Réunion du 8 février 2012 à 8h30
Commission de la défense nationale et des forces armées

Alain Juppé, ministre d'état, ministre des affaires étrangères et européennes :

Permettez-moi de vous rappeler les grands axes de la politique de la France en Afghanistan et dans la région.

L'engagement de la France et de ses partenaires a depuis l'origine deux objectifs, qui sont intimement liés : combattre le foyer terroriste qu'Al Qaida s'était constitué en Afghanistan à la faveur du règne des talibans, et recréer les conditions de sécurité nécessaires pour permettre aux Afghans de vivre en paix et de se consacrer pleinement au développement de leur pays. La mort d'Oussama Ben Laden en 2011 a illustré les progrès de la lutte contre le terrorisme d'Al Qaida.

La mission n'est cependant pas terminée. Un nouveau chapitre a été ouvert : celui du retrait progressif et ordonné des forces de la coalition, décidé lors du sommet de l'Alliance Atlantique qui s'est tenu à Lisbonne en novembre 2010. Nous avons défini, avec nos partenaires et alliés, une stratégie de transfert graduel des responsabilités de sécurité aux autorités afghanes. La montée en puissance des forces afghanes doit leur permettre d'assurer seules la sécurité de l'Afghanistan, notamment dans la perspective des élections présidentielles de 2014 : nul pays ne saurait dépendre durablement des forces étrangères pour sa sécurité, et nous n'avons pas vocation à assumer indéfiniment des responsabilités de sécurité en Afghanistan.

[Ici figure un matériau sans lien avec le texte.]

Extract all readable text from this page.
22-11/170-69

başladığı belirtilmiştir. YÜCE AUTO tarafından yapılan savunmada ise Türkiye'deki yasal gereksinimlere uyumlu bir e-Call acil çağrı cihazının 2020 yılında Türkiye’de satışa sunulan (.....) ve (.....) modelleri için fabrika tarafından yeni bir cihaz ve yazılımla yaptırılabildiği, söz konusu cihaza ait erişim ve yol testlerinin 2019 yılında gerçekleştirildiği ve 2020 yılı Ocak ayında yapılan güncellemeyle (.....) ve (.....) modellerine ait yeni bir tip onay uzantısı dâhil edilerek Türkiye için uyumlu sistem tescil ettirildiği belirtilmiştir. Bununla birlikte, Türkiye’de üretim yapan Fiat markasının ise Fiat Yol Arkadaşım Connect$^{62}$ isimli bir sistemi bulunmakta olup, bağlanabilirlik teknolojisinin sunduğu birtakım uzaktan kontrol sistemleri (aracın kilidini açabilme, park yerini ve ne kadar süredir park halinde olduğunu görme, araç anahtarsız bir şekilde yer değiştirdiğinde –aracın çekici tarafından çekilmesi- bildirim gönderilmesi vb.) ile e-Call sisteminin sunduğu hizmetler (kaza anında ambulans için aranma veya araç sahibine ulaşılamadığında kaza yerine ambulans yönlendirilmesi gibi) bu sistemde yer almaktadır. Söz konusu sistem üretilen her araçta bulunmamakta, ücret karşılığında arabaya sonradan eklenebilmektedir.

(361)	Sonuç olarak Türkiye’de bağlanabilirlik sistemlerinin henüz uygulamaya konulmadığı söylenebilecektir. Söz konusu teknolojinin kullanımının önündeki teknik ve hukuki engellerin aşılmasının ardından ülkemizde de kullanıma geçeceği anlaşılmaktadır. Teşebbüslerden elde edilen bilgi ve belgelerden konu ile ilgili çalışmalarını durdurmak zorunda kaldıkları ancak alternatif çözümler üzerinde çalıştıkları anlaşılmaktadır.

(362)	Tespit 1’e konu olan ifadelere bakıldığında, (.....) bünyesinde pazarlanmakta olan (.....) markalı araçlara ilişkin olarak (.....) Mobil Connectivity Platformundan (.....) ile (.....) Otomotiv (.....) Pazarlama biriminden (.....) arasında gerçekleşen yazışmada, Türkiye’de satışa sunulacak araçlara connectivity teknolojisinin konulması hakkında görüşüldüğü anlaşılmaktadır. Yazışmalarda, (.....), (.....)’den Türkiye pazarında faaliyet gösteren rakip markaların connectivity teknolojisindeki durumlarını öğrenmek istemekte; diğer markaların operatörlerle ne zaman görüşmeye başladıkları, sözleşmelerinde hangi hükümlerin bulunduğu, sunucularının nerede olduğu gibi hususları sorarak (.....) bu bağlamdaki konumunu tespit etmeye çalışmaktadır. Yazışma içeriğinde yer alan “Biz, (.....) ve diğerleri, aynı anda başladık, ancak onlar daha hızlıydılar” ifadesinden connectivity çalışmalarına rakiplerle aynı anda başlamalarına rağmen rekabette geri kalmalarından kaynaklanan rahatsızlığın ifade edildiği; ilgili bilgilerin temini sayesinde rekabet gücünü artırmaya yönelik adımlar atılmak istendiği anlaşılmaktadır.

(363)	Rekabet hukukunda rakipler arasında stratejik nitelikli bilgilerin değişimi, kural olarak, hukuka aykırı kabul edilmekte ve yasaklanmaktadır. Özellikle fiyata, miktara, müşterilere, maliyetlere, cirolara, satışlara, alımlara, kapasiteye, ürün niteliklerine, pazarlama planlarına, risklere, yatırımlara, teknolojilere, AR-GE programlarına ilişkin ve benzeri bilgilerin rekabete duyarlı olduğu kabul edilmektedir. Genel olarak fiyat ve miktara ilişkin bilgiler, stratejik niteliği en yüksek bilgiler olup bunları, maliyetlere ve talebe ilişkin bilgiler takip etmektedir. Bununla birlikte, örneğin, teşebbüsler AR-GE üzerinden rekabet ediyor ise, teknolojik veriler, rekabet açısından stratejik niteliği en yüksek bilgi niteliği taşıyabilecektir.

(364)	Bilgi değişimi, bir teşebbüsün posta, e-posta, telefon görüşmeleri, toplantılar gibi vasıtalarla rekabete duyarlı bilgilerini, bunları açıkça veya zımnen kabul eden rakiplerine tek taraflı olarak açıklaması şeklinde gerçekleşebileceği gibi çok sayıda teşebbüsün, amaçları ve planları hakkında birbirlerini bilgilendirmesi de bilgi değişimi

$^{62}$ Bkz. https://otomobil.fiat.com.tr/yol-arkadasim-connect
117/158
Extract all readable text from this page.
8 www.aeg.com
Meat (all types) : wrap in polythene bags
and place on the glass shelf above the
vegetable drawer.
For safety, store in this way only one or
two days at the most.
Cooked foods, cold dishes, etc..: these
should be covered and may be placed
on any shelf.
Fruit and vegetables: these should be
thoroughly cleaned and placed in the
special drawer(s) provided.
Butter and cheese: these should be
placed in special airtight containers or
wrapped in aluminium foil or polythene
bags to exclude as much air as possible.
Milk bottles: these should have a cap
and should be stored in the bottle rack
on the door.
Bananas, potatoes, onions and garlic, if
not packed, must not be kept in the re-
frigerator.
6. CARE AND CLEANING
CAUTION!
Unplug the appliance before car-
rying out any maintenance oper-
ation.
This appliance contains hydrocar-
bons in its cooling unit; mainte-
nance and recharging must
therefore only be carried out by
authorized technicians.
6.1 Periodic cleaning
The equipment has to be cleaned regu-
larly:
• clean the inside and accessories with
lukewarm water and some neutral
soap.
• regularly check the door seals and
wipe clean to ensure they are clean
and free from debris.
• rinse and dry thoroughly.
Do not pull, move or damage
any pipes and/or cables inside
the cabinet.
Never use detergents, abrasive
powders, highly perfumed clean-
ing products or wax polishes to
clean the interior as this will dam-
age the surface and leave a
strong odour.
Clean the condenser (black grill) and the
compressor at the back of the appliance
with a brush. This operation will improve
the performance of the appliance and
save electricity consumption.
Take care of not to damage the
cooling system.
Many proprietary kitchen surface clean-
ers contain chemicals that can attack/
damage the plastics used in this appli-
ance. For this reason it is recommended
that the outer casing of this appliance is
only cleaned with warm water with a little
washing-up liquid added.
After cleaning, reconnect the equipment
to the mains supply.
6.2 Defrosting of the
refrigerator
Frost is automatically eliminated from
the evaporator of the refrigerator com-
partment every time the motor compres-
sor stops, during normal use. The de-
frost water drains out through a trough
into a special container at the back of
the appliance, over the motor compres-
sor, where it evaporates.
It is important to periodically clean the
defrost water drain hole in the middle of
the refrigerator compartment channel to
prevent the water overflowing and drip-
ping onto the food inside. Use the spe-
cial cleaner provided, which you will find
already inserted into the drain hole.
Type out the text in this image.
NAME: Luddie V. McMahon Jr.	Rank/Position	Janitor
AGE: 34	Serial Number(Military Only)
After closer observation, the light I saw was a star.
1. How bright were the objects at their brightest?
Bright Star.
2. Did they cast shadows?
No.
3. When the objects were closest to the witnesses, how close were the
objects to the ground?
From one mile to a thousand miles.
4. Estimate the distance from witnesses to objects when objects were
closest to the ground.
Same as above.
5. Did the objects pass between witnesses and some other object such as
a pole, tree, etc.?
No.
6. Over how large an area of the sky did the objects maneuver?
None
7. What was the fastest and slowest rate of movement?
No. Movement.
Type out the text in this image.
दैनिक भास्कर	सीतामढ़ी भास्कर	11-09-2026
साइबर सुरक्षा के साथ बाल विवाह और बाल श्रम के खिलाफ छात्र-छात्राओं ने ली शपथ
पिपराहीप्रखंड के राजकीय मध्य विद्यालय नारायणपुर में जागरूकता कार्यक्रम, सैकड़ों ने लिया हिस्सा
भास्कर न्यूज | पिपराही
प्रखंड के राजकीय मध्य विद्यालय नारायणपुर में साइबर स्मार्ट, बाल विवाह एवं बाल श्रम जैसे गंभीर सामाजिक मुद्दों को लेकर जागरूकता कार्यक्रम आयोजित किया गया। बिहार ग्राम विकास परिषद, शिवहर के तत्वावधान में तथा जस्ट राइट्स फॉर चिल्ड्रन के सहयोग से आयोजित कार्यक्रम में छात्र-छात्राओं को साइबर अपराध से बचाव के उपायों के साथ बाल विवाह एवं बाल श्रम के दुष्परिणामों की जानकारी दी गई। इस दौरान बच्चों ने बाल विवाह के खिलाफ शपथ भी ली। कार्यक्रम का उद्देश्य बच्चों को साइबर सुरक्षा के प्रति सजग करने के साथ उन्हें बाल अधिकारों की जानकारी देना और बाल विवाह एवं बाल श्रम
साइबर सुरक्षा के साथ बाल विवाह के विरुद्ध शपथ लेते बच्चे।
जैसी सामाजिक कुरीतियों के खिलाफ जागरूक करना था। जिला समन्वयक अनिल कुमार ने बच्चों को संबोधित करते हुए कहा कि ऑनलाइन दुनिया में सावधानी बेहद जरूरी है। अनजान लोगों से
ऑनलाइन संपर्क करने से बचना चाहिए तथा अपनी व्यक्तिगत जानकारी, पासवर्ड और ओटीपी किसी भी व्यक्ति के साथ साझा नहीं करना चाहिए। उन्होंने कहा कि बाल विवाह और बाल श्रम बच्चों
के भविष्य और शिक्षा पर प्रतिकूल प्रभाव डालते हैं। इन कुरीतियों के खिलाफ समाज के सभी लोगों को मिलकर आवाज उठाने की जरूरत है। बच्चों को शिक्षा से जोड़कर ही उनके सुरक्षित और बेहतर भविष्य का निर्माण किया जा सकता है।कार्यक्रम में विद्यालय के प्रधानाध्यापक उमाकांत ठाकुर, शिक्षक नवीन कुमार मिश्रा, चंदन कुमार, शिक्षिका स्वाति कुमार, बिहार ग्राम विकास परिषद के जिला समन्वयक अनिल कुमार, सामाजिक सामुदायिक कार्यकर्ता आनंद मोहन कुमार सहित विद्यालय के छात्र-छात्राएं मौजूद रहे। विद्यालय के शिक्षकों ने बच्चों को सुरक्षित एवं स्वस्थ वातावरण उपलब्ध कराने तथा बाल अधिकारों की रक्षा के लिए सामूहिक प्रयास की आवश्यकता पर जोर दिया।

C'est une juste cause que servent nos soldats, avec un professionnalisme et un courage que nous saluons tous.

Nous voulons offrir aux Afghans et aux Afghanes un avenir, et empêcher le retour sur cette terre de menaces qui concernent aussi l'ensemble de nos sociétés. Nous voulons un retrait ordonné, pas une retraite précipitée qui ne serait ni à la hauteur de nos responsabilités, ni à l'honneur de nos forces armées.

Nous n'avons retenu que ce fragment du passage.